Infatti, dopo alcuni anni, mi sono dovuto trasferire a Roma con la mia famiglia e ho mollato il calcio.».
Fu un arrivederci, però.
«Già. Ripresi a giocare a 13 anni, all’oratorio. Riuscì però a farmi notare dall’Almas, che mi tesserò e con cui feci due buone stagioni negli Allievi.
Infine arrivò Christian Silvestri, che per me è stato molto importante, che mi chiese di andare al Grifone Monteverde dove c’era un mostro sacro come Daniele Assogna. L’esordio avvenne a metà Settembre, in campionato, contro il Fonte Nuova.
Divenni titolare fisso, fu tutto molto veloce e sorprendente.
Sono stato anche fortunato, nel calcio è fondamentale trovare chi crede in te, per questo il Grifone resterà un passaggio fondamentale per la mia carriera».
Chi schiereresti fra i pali nel tuo Dream Team ideale?
Quale delle caratteristiche di questo portiere senti di avere?
«Il portiere che ammiro di più è Neuer, è impressionante, un atleta eccezionale ed un portiere completo.
Per ispirarmi a lui avrei dovuto fare la scuola calcio (ride ndr), quindi il mio riferimento è Casillas, ma non perché sia più scarso.
Casillas è stato ed è tutt’ora un portiere unico. Reattivo, agile, istintivo e con grandi riflessi, con lui posso condividere al massimo la bassa statura però (sorride ndr). Però se c’è qualcuno a cui ispirarmi è proprio Casillas».
In questo momento parlare del tuo futuro forse è fuori luogo.
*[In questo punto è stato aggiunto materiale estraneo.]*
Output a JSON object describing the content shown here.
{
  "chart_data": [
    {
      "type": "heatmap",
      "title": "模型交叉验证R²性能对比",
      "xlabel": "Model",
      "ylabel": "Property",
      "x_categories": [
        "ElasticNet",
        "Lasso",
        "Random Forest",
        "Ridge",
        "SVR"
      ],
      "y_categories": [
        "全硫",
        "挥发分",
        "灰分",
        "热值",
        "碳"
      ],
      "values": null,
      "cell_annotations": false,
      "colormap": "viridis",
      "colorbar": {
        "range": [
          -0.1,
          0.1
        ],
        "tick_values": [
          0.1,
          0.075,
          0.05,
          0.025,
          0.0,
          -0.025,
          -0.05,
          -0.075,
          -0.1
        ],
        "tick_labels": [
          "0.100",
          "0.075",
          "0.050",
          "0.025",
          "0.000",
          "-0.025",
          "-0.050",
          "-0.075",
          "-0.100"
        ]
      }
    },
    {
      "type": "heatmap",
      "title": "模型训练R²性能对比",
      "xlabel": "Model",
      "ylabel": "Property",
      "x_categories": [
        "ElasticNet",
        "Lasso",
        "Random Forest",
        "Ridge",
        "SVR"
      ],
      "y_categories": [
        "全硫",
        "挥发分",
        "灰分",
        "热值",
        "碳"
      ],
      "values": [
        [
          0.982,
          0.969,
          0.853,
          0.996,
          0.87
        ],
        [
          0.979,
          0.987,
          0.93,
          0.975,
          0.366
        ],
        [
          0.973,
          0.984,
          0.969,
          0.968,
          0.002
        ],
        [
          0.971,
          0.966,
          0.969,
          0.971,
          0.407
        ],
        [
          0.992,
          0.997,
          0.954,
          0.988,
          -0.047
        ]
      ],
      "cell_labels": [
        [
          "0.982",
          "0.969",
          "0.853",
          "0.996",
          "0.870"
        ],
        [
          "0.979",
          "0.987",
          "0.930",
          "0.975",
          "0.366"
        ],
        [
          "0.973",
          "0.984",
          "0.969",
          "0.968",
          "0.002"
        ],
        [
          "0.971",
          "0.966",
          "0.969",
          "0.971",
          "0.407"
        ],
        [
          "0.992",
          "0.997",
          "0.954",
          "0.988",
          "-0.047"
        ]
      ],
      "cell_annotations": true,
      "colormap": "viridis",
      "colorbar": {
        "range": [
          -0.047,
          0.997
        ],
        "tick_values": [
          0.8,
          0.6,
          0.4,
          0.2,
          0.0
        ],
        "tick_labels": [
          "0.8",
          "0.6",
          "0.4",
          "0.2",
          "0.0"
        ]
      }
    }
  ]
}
Cosa ti aspetti dai prossimi anni?
«Sono sincero, non lo so, io penso soltanto ad allenarmi e a migliorare dato che ho la grandissima possibilità di giocare in Serie D in prestito dal Latina.
Una possibilità che molti miei coetanei, che sono nel professionismo, forse non capiscono. Sento tanti ragazzi che preferiscono rimanere a marcire in panchina o nelle Berretti piuttosto che andare a giocare in D: la riterrebbero un’umiliazione.
Io ho sempre pensato che non bisogna mai voltare le spalle alle opportunità che ti consegna la vita e non ho avuti dubbi ad accettare la proposta del Monterosi, dove avevo la possibilità di giocarmela con un altro portiere.
Sono stato consigliato anche dal “Gruppo Samb”, ossia da Salvatori e Montesi, sono stati anche loro a convincermi della bontà del progetto-Monterosi.
Credo che questo mi stia ripagando delle difficoltà che ho patito nella scorsa stagione: ad un giovane fa bene anche soffrire».